Choi Su Min, Kim Younah, Lee Jaeick, Kim Ju-Hyun, Lee Taeho, Min Byung Sun, Kim Jeong Ah, Lee Sangkyu
BK21 Plus KNU Multi-Omics-based Creative Drug Research Team, College of Pharmacy, Research Institute of Pharmaceutical Sciences, Kyungpook National University, Daegu, Republic of Korea.
Doping Control Center, Korea Institute of Science and Technology, Seoul, Republic of Korea.
Xenobiotica. 2020 Dec;50(12):1423-1433. doi: 10.1080/00498254.2020.1795304. Epub 2020 Jul 20.

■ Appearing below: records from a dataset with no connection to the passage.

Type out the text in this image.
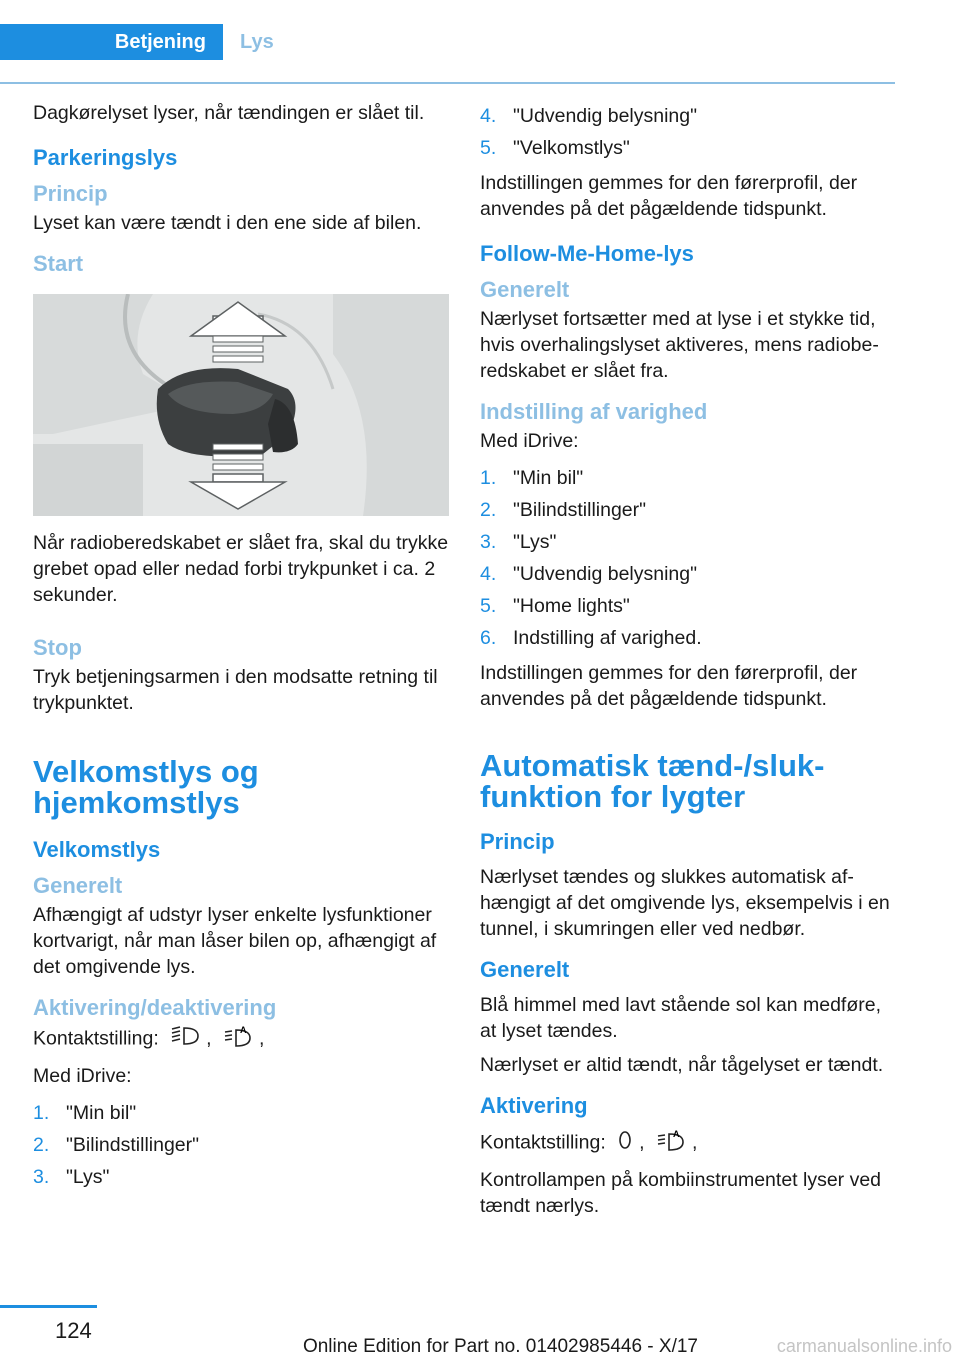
Betjening Lys

Dagkørelyset lyser, når tændingen er slået til.

Parkeringslys
Princip

Lyset kan være tændt i den ene side af bilen.

Start

Når radioberedskabet er slået fra, skal du trykke grebet opad eller nedad forbi trykpunket i ca. 2 sekunder.

Stop

Tryk betjeningsarmen i den modsatte retning til trykpunktet.

Velkomstlys og hjemkomstlys
Velkomstlys
Generelt

Afhængigt af udstyr lyser enkelte lysfunktioner kortvarigt, når man låser bilen op, afhængigt af det omgivende lys.

Aktivering/deaktivering

Kontaktstilling: ,	A ,

Med iDrive:

1. "Min bil"
2. "Bilindstillinger"
3. "Lys"
4. "Udvendig belysning"
5. "Velkomstlys"

Indstillingen gemmes for den førerprofil, der anvendes på det pågældende tidspunkt.

Follow-Me-Home-lys
Generelt

Nærlyset fortsætter med at lyse i et stykke tid, hvis overhalingslyset aktiveres, mens radioberedskabet er slået fra.

Indstilling af varighed

Med iDrive:

1. "Min bil"
2. "Bilindstillinger"
3. "Lys"
4. "Udvendig belysning"
5. "Home lights"
6. Indstilling af varighed.

Indstillingen gemmes for den førerprofil, der anvendes på det pågældende tidspunkt.

Automatisk tænd-/slukfunktion for lygter
Princip

Nærlyset tændes og slukkes automatisk afhængigt af det omgivende lys, eksempelvis i en tunnel, i skumringen eller ved nedbør.

Generelt

Blå himmel med lavt stående sol kan medføre, at lyset tændes.

Nærlyset er altid tændt, når tågelyset er tændt.

Aktivering

Kontaktstilling: ,	A ,

Kontrollampen på kombiinstrumentet lyser ved tændt nærlys.

124
Online Edition for Part no. 01402985446 - X/17	carmanualsonline.info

Hydrocoptisonine is a new compound that has been isolated from the rhizomes of , which belongs to the Ranunculaceae family of Chinese medicines. Although studies on have been reported, the metabolic pathway of hydrocoptisonine in human liver microsomes (HLMs) remains unelucidated. We identified 13 metabolites in HLMs, including six Phase I metabolites and seven glucuronide conjugates, using a high-resolution quadrupole-orbitrap mass spectrometer. The major metabolic pathway was the -demethylation and mono-hydroxylation of hydrocoptisonine in HLMs. Notably, M3 metabolite was -demethylated in dioxolane structures (cyclohexa-3,5-diene-1,2-dione), which was mediated by cytochrome P450 1A2. The locations of hydroxylation and hydroxyl-glucuronidation were identified by analyzing the signature fragments generated as a result of tandem mass spectrometry, indicating hydroxylation at an aliphatic chain or aromatic ring. We determined whether the hydroxylation and glucuronidation occurred in an aromatic moiety (M5 and M12) or an aliphatic moiety (M6 and M13), respectively, based on signature fragments of the metabolites.
黄连碱是一种从属于毛茛科中药的根茎中分离出的新化合物。虽然已有关于[相关内容]的研究报道,但黄连碱在人肝微粒体(HLMs)中的代谢途径仍不明确。我们使用高分辨率四极杆-轨道阱质谱仪在HLMs中鉴定出了13种代谢产物,包括6种I相代谢产物和7种葡萄糖醛酸共轭物。主要代谢途径是黄连碱在HLMs中的N-去甲基化和单羟基化。值得注意的是,M3代谢产物在二氧戊环结构(环己-3,5-二烯-1,2-二酮)中发生了N-去甲基化,这是由细胞色素P450 1A2介导的。通过分析串联质谱产生的特征性碎片确定了羟基化和羟基葡萄糖醛酸化的位置,表明在脂肪链或芳香环上发生了羟基化。我们根据代谢产物的特征性碎片分别确定了羟基化和葡萄糖醛酸化是发生在芳香部分(M5和M12)还是脂肪部分(M6和M13)。